Huh? If it's in the Spam folder, they do accept it.

[ma2rten]

I meant accept as not spam.

[eq_sd_]

I've also had email from a Google recruiter go to the spam box...

[m463]

I think the SPAM folder is a separate issue (although important)

The article discusses mail not being accepted by google/gmail in the first place.

[thaumasiotes]

Fair comment. But that issue is pretty simple: there is no good reason for them to fail to deliver email under any circumstances. (This has happened to me too -- someone tried to email my gmail account and gmail completely refused to deliver it. It was pretty embarrassing.)

Messages they think you won't want to receive are what the spam folder is for.

[m463]

"fail to deliver email under any circumstances."

The amount of spam that would be delivered if they didn't discriminate AT ALL is enormous.

They have to read all this feedback and discriminate better.

[winkeltripel]

> there is no good reason for them to fail to deliver email under any circumstances

Yes there is. They don't want to carry traffic from anybody from the major email blacklists. If a mail server is on a real, very transparently-managed blacklist, no large provider should be accepting their smtp traffic.

[acct1771]

Yet all the people here trying to administrate servers from residential and VPS blocks of IPs are telling you they're caught up in this list you're lauding as all-knowing and safe.......

[type0]

About accountability, this gmail thing vaguely reminds me about "The Drop" situation on the mobile phone network https://www.youtube.com/watch?v=pCOCKS5AJI8

[knorker]

> - Email coming from Google itself.

To be fair, sometimes Google does send spam.

[bryanrasmussen]

>Legitimate class action notices related to Amazon purchases.

You'd think Google had an incentive to get that delivered.

[mathattack]

I had a communication from a Google recruiter go to my Gmail spam folder.

But it still beats no filtering.

[sandworm101]

>> I would be vastly better off if nothing ever got filtered at all.

There are layers of filtering beyond what appears in your spam folder, layers that block obvious spam long before it gets anywhere near your account. If every email ever sent to your address wound up in your spam folder you'd beg for filtering.

[badsectoracula]

Before switching to shared hosting from my VPS (one reason being that i didn't want to bother with email maintenance and didn't want to have a separate service just for email), i had my mail with (badly configured) Spamassassin that wouldn't delete mail, just add a "SPAM" prefix in the topic. My mail isn't exactly commonly known, but still is one i have for years and was made public thanks to me releasing an Android app once (after which, spam increased dramatically).

Even after running it for years, Spamassassin never marked a legitimate mail as spam, so i'm pretty sure that if i wasn't too lazy to configure it to move it to a spam folder, it'd work fine. Stuff did pass through it (at a ratio of one every four or so) but i was fine with deleting those.

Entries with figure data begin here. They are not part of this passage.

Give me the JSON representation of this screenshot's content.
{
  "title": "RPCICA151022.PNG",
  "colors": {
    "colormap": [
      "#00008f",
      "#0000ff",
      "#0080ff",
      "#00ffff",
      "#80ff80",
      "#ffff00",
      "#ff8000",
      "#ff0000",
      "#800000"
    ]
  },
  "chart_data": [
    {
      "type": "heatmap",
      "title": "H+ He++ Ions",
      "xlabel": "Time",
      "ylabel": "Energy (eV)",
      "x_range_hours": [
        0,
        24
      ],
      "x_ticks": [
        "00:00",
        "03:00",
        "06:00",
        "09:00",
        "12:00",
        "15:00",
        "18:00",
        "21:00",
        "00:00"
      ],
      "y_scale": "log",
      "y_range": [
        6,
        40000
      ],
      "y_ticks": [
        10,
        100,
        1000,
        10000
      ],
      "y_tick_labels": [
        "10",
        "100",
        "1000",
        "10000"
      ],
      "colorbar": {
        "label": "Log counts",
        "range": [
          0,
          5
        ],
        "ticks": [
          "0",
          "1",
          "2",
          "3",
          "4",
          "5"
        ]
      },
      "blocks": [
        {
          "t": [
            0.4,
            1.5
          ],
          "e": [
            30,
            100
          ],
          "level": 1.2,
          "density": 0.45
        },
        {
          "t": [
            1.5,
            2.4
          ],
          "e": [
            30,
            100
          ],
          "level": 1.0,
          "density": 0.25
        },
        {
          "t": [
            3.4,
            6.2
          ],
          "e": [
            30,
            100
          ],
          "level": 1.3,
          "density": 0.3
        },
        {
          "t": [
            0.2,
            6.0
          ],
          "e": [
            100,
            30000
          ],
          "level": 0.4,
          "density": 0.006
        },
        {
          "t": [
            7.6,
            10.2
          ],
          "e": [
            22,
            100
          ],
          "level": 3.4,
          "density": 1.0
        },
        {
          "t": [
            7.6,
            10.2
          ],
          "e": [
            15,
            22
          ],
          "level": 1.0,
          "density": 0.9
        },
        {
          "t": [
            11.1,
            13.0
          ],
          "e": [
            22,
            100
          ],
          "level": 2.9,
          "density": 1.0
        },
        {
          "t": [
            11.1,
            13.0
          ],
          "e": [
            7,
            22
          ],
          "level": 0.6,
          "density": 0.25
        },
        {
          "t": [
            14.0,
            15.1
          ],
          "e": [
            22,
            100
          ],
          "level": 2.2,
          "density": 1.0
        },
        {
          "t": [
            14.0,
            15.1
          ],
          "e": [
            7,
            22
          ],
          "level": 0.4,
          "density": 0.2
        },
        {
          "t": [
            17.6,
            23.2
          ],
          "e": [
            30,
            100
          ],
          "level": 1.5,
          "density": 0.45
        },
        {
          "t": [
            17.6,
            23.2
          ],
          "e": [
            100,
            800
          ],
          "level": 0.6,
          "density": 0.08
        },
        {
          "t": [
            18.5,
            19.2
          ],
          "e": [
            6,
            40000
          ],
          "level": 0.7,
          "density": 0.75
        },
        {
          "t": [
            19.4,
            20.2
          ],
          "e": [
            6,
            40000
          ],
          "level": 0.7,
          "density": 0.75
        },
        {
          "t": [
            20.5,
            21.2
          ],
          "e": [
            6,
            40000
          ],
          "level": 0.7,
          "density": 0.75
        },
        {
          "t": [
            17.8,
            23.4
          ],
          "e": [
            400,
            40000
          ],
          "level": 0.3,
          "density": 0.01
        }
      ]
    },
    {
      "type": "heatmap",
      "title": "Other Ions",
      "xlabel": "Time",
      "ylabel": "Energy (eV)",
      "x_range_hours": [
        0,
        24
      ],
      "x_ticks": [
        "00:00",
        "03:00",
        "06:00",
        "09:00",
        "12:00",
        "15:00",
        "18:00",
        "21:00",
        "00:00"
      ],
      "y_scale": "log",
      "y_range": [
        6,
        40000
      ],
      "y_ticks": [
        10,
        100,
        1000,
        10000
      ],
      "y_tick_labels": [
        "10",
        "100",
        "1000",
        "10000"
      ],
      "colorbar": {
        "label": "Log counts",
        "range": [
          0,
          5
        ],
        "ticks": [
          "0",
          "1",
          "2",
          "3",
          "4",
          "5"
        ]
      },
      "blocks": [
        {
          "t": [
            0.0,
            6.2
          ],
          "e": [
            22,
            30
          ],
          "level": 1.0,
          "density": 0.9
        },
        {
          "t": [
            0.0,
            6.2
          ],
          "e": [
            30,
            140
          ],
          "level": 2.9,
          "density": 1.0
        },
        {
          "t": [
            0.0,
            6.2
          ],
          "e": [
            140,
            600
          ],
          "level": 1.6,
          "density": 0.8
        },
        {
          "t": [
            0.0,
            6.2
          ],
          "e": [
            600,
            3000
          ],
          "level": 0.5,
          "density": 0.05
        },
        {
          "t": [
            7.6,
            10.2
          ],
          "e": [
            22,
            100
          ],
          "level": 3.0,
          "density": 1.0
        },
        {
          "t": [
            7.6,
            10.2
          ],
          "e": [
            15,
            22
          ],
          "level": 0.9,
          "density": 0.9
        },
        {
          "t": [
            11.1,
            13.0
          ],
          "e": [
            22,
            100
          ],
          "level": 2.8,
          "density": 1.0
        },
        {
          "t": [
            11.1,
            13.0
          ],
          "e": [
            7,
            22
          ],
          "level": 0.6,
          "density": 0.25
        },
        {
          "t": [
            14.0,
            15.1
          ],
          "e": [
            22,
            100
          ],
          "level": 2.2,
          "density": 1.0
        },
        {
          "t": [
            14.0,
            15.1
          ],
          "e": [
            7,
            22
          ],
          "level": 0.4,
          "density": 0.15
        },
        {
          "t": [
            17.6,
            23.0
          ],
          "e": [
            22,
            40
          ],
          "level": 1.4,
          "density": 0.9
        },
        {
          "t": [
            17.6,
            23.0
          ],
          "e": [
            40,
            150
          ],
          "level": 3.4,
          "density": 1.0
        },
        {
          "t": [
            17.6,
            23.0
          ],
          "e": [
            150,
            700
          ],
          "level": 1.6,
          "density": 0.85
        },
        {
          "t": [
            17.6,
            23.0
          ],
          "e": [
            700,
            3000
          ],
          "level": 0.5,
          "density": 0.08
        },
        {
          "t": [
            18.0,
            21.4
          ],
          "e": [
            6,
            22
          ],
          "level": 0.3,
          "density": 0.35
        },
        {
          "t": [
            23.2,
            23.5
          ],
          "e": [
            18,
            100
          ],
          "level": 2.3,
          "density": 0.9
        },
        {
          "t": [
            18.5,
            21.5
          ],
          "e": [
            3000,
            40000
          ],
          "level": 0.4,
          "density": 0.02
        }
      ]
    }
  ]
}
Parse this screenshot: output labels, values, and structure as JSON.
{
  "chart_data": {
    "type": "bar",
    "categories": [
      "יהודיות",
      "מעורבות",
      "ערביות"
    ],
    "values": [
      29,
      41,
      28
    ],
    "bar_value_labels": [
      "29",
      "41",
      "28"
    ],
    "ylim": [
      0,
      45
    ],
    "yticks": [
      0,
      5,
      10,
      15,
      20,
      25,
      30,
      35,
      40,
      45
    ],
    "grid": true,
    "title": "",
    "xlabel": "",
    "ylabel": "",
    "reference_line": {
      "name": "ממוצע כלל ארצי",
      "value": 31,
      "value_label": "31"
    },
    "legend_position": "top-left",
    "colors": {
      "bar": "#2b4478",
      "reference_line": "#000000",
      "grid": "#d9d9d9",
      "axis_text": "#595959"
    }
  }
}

What i'm trying to say is that from personal experience, i'd be fine with a spam filter that errs on the side of not marking stuff for spam and me deleting whatever goes through manually. Having to see a bit of spam mail is small cost for losing mail i'm actually interested in.

[vbezhenar]

I'm using my e-mail pretty much everywhere (me@vbezhenar.com you have it in clear text, every bot will crawl it now, not for the first time, though). I'm too lazy to setup spamassasin yet, so I'm getting a notification for every spam message I got. The only thing that I'm trying to do is to click "unsubscribe" even from obviously spam mails (may be it'll make more harm than good, not sure). So I'm getting around 20-30 spam e-mails per day. I don't think that it's THAT bad. I'm spending may be a minute every day to delete it. And I'm sure that with absolutely minimal spam filtering I would achieve almost perfect filtering.

[thaumasiotes]

I'm prepared to believe this. But it's not a defense of gmail's policies -- this suggests that in fact nothing would be lost if gmail eliminated the spam folder and delivered everything that would have gone there to your inbox instead. So why are they doing this?